In a normal world we could have expected Calvin Harris' new Funk Wav Bounces Vol.2 album to steam straight to the top. But these are not normal times it seems, and so despite being the biggest new release of the week the collection is merely the second highest new entry of the week on the albums chart at No.5 (Eminem's Curtain Call 2 is the biggest at No.3 with Beyonce locked in place at the summit). But this has at least had a positive effect on the fortunes of the hitherto underperforming superstar-laden Stay With Me which advances smartly to this week's No.13 on the singles chart. Honourable mention should also go to the similarly upwardly mobile Ferrari from James Hype and Miggy Dela Rosa which accelerates to No.17.

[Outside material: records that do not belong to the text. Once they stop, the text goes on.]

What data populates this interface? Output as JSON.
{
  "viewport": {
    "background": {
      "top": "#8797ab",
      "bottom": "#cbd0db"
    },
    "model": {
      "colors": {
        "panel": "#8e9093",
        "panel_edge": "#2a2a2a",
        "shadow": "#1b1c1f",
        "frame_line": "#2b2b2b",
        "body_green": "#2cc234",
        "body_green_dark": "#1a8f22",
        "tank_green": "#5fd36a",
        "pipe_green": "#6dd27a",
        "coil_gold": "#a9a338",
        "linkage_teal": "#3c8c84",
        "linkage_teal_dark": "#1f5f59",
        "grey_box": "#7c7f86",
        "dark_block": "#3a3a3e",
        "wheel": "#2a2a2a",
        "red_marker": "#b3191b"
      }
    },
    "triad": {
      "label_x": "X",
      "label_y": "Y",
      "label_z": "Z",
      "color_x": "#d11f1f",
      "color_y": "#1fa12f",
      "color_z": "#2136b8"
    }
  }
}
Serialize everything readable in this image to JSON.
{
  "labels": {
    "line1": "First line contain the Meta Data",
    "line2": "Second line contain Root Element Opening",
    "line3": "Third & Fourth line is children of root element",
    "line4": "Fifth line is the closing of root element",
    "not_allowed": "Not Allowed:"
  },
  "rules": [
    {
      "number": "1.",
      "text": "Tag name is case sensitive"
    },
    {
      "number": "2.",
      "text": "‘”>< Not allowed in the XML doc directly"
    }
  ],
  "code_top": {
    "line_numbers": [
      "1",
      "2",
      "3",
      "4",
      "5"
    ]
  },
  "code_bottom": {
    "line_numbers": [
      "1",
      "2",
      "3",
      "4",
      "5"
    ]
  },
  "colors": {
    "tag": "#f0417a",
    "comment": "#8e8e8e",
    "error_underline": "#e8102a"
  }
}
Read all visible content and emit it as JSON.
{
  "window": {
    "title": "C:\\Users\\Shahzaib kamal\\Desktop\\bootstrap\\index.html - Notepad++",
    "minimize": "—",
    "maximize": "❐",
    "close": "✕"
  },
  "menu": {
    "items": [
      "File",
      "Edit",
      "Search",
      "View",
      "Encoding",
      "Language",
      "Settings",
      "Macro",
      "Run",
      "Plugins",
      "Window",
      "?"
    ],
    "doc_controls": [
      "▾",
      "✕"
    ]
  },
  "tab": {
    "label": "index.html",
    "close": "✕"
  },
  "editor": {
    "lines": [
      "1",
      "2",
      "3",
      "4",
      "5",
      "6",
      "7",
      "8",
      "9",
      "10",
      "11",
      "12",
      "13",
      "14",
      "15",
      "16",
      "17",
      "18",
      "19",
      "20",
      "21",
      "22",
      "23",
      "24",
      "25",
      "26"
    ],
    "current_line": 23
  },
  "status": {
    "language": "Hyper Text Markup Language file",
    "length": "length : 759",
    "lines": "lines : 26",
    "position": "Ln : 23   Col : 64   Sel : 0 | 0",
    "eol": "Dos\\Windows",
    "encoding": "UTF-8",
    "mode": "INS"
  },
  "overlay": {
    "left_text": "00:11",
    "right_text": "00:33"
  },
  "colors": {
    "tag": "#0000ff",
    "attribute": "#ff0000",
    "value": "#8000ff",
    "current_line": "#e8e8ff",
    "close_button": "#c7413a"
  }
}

Bloody Hell There Are New Entries

Quite a string of them to boot, so let's check them all out. There is no hard and fast rule, but based on the pedigree of both stars you can expect a collision between Joel Corry and Becky Hill to be a big deal. I'd be the last person to complain that something is formulaic, but you can guess without even clicking the lyric video below precisely what their new collaboration History sounds like. No matter, it is brand new at No.20 as Corry's 8th single and confirms that Becky Hill is the busiest and most in-demand lady of the moment. And this will be glued like a limpet to the Capital and Radio One playlists from now until half term.

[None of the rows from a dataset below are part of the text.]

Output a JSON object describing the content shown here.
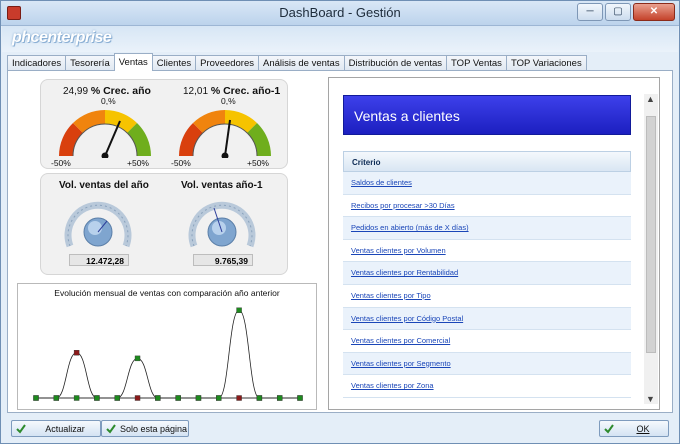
{
  "window": {
    "title": "DashBoard - Gestión",
    "buttons": {
      "min": "─",
      "max": "▢",
      "close": "✕"
    }
  },
  "banner": {
    "logo": "phcenterprise"
  },
  "tabs": [
    {
      "label": "Indicadores"
    },
    {
      "label": "Tesorería"
    },
    {
      "label": "Ventas",
      "active": true
    },
    {
      "label": "Clientes"
    },
    {
      "label": "Proveedores"
    },
    {
      "label": "Análisis de ventas"
    },
    {
      "label": "Distribución de ventas"
    },
    {
      "label": "TOP Ventas"
    },
    {
      "label": "TOP Variaciones"
    }
  ],
  "gauges": {
    "crec_anio": {
      "value": "24,99",
      "title": "% Crec. año",
      "center": "0,%",
      "min": "-50%",
      "max": "+50%"
    },
    "crec_anio1": {
      "value": "12,01",
      "title": "% Crec. año-1",
      "center": "0,%",
      "min": "-50%",
      "max": "+50%"
    },
    "vol_anio": {
      "title": "Vol. ventas del año",
      "value": "12.472,28"
    },
    "vol_anio1": {
      "title": "Vol. ventas año-1",
      "value": "9.765,39"
    }
  },
  "chart_data": {
    "type": "line",
    "title": "Evolución mensual de ventas con comparación año anterior",
    "x": [
      1,
      2,
      3,
      4,
      5,
      6,
      7,
      8,
      9,
      10,
      11,
      12,
      13,
      14
    ],
    "series": [
      {
        "name": "",
        "color": "#8b1a1a",
        "values": [
          0,
          0,
          3.2,
          0,
          0,
          0,
          0,
          0,
          0,
          0,
          0,
          0,
          0,
          0
        ]
      },
      {
        "name": "",
        "color": "#1e8a1e",
        "values": [
          0,
          0,
          0,
          0,
          0,
          2.8,
          0,
          0,
          0,
          0,
          6.2,
          0,
          0,
          0
        ]
      }
    ],
    "ylim": [
      0,
      6.5
    ]
  },
  "right_panel": {
    "header": "Ventas a clientes",
    "column": "Criterio",
    "rows": [
      "Saldos de clientes",
      "Recibos por procesar >30 Días",
      "Pedidos en abierto (más de X días)",
      "Ventas clientes por Volumen",
      "Ventas clientes por Rentabilidad",
      "Ventas clientes por Tipo",
      "Ventas clientes por Código Postal",
      "Ventas clientes por Comercial",
      "Ventas clientes por Segmento",
      "Ventas clientes por Zona"
    ]
  },
  "bottom": {
    "refresh": "Actualizar",
    "this_page": "Solo esta página",
    "ok": "OK"
  }
}
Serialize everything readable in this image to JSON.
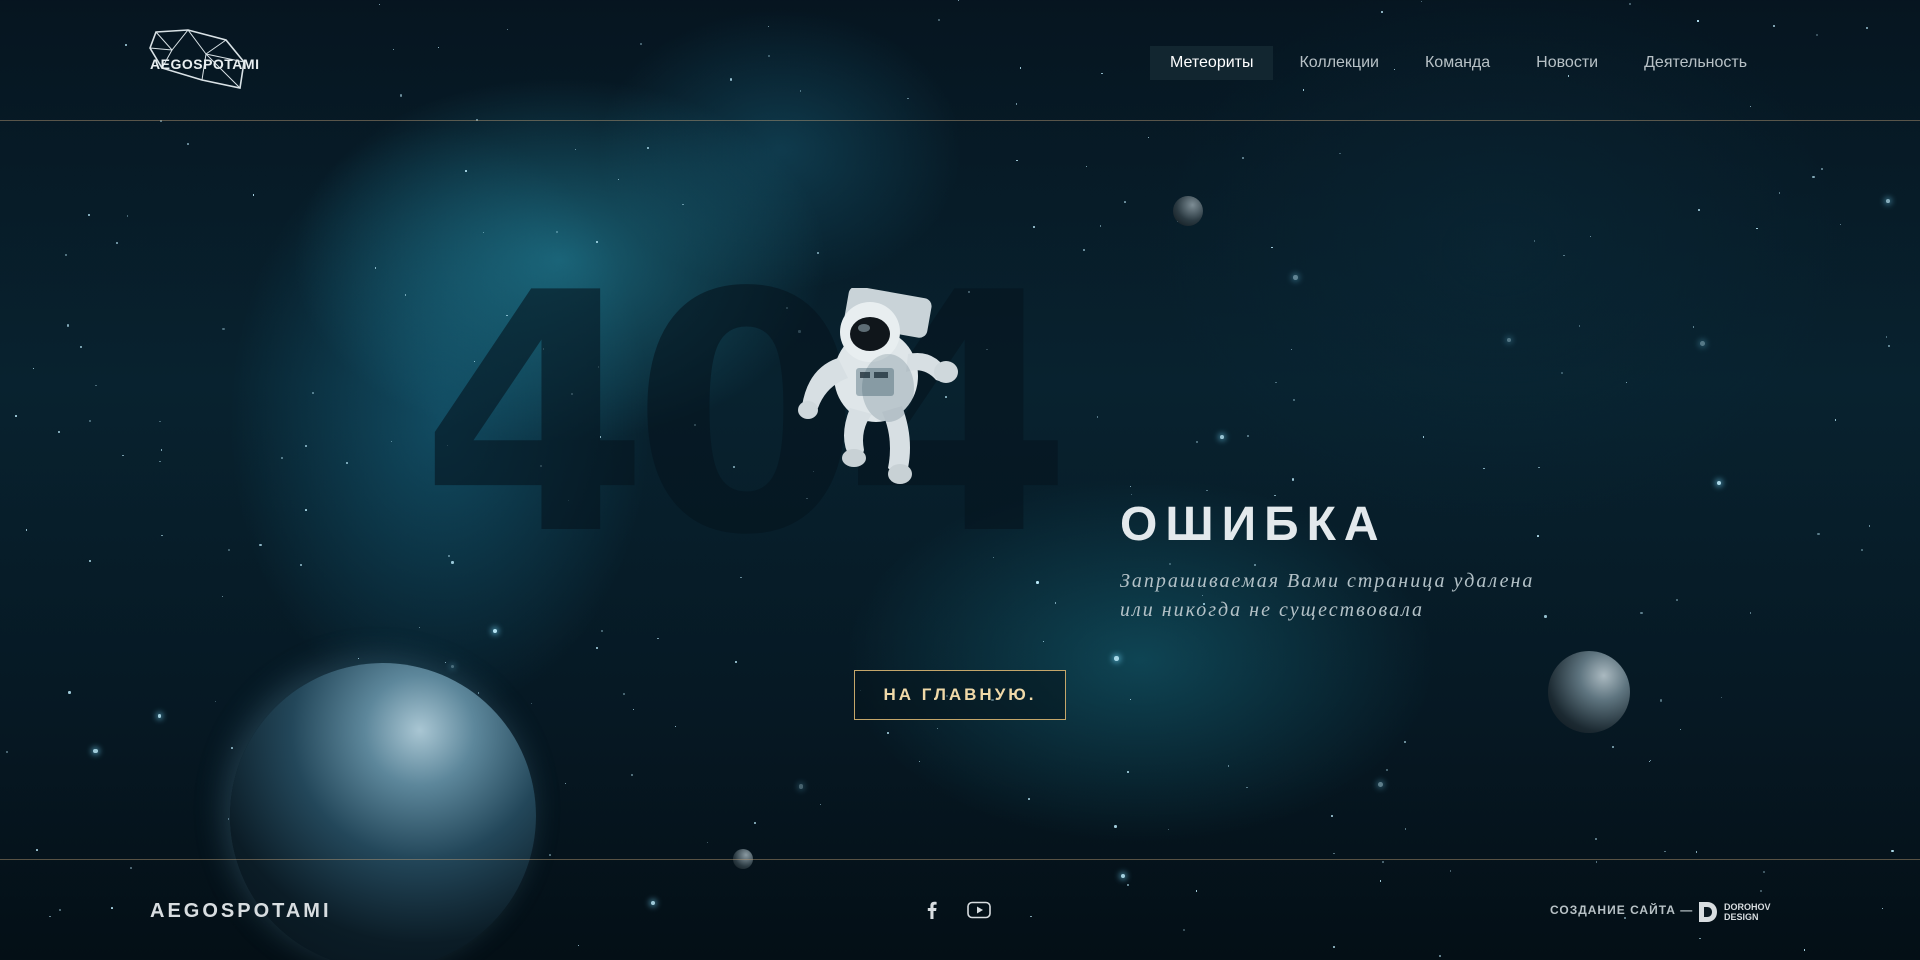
{
  "header": {
    "logo_text": "AEGOSPOTAMI",
    "nav": [
      {
        "label": "Метеориты",
        "active": true
      },
      {
        "label": "Коллекции",
        "active": false
      },
      {
        "label": "Команда",
        "active": false
      },
      {
        "label": "Новости",
        "active": false
      },
      {
        "label": "Деятельность",
        "active": false
      }
    ]
  },
  "hero": {
    "code": "404",
    "title": "ОШИБКА",
    "description_line1": "Запрашиваемая Вами страница удалена",
    "description_line2": "или никогда не существовала",
    "button_label": "НА ГЛАВНУЮ."
  },
  "footer": {
    "brand": "AEGOSPOTAMI",
    "social": [
      {
        "icon": "facebook-icon"
      },
      {
        "icon": "youtube-icon"
      }
    ],
    "credit_label": "СОЗДАНИЕ САЙТА —",
    "studio_line1": "DOROHOV",
    "studio_line2": "DESIGN"
  },
  "colors": {
    "background": "#061823",
    "accent_gold": "#c4a66a",
    "button_text": "#f0d9a8",
    "divider": "#be a078"
  }
}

One of the more eyebrow-raising moments of the week is one place below, taking the famous Bee Gees song of the same name as its inspiration Staying Alive is a collaboration between DJ Khaled (and yes, he shouts his name a lot), Drake and Lil Baby. Despite having Khaled's name above the title this is a Drake track in all but name, although it is more worthwhile than most. And no, l've lost count again of how many hits Aubrey has had now, so don't even ask.

New at No.27 is grime cut of the week, Can't Be Us from Headie One, Cadabra and Bandokay. It is the 22nd chart entry for the former, none of which most of us can call to mind. Can I listen the Drake track again please mum? Coming up on the viral side of things is the new entry at No.31 - Hold This from (it says here) fitness influencer turned rapper Hstikkytokky, the chart debut for both him and collaborator J Fado.

And trigger warning alert, because people seem to get all stressed out when he has hit singles, Chris Brown pokes his nose into the Top 40 for the first time in a startlingly long time as Under The Influence appears at No.38. That's enough to make it is his biggest chart single since Go Crazy was a Top 10 hit over two years ago.